(a.) Apt to intrude; characterized by intrusion; entering without right or welcome.
Example Sentences:
(1) We conclude that the procedure used in this study is a non-intrusive intervention that is an extension of the current literature pertaining to sensory extinction.
(2) Although the debate in the US has led to some piecemeal reforms – including the USA Freedom Act and modest policy changes – many of the most intrusive government surveillance programs remain largely intact.
(3) Depressive symptoms in rheumatoid arthritis (RA) were hypothesized to derive from illness intrusiveness--illness-induced lifestyle disruptions.

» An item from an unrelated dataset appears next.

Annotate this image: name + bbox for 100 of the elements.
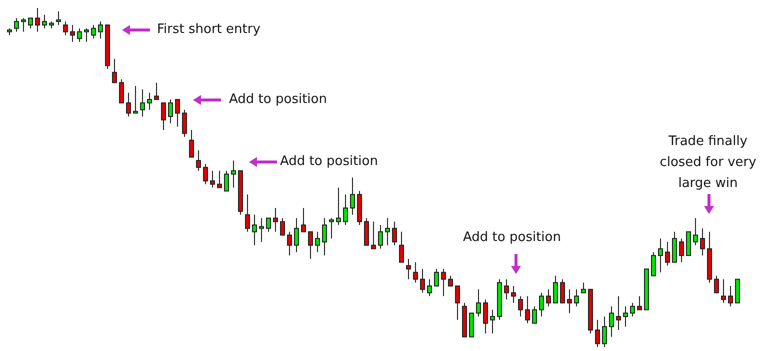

(4) Based on documents leaked by whistleblower Edward Snowden, the New York Times and ProPublica reported on Thursday that the Justice Department in 2012 permitted the NSA to use widespread surveillance authorities passed by Congress to stop terrorism and foreign espionage in order to find digital signatures associated with high-level cyber intrusions.
(5) Now US officials, who have spoken to Reuters on condition of anonymity, say the roundabout way the commission's emails were obtained strongly suggests the intrusion originated in China , possibly by amateurs, and not from India's spy service.
(6) It is argued that for Resistance veterans only the intrusive reminiscences of the stressful events discriminate this constellation of symptoms from subjects with an anxious-depressive symptomatology.
(7) A less intrusive way to make a city smarter might be to give those who govern it a way to try out their decisions in virtual reality before inflicting them on live humans.
(8) Simulated territorial intrusion promoted increased plasma levels of both T and 11KT while access to vacant territories without neighboring territorial males did not.
(9) This paper challenges the present policy on two grounds: consent from adults who donate kidneys is generally not informed, and therefore it is inconsistent to use the consent requirement as a justification for excluding children; and renal donation by adults can be seen as a procedure done for the benefit of the donor (as well as the recipient), and the appropriate rules for using children as donors should therefore be those pertaining to beneficial intrusions on nonconsenting subjects.
(10) Extensive research among the Afghan National Army – 68 focus groups – and US military personnel alike concluded: "One group sees the other as a bunch of violent, reckless, intrusive, arrogant, self-serving profane, infidel bullies hiding behind high technology; and the other group [the US soldiers] generally views the former as a bunch of cowardly, incompetent, obtuse, thieving, complacent, lazy, pot-smoking, treacherous, and murderous radicals.
(11) Expansion of the sensory area is apparently the result of size increase in sensory bulbs and by intrusion of supportive cells between sensory bulbs.
(12) The investigator administered the Territorial Intrusion-Personal Space (TIPS) Scale questionnaire to measure various feelings in response to intrusions.
(13) Civil libertarians have long expressed alarm that the only judicial body charged with protecting Americans from undue, intrusive federal surveillance so frequently endorses the government's requests.
(14) Flashback patients reported more frequent intrusive items on average and, specifically, more frequent daytime mental imagery.
(15) The purpose of the study was to investigate whether root resorption of the upper incisors occurs during intrusion of maxillary incisors.
(16) Intrusive tooth mobility was recorded on anterior teeth in four adult male animals by linear variable-differential transformers.
(17) The commission's move would grant Brussels intrusive rights over national authorities in licensing practices and scrutiny of member states' monitoring of the companies.
(18) But the system still relies on a high degree of intrusiveness and communal pressure to achieve targets.
(19) Heaviest intrusion emerged within the physical life sphere and the behavioural and activity domain, followed by the impact on global life satisfaction and habits.
(20) 29 min: There have been so many offside decisions in this game, the referee's whistle is currently more aurally intrusive than the vuvuzelas.
Plutonic
Definition:
(a.) Of or pertaining to Pluto; Plutonian; hence, pertaining to the interior of the earth; subterranean.
(a.) Of, pertaining to, or designating, the system of the Plutonists; igneous; as, the Plutonic theory.
Example Sentences:
(1) The causative agent of American foulbrood is Bacillus larvae, the causes of the European foulbrood diseases are Streptococcus pluton and Bacillus alvei and the causes of the septicemia are Pseudomonas apiseptica and Escherichia coli in honeybees (Apis mellifera).
(2) Four small towns in the pluton area were investigated in the valley of the river Cervo.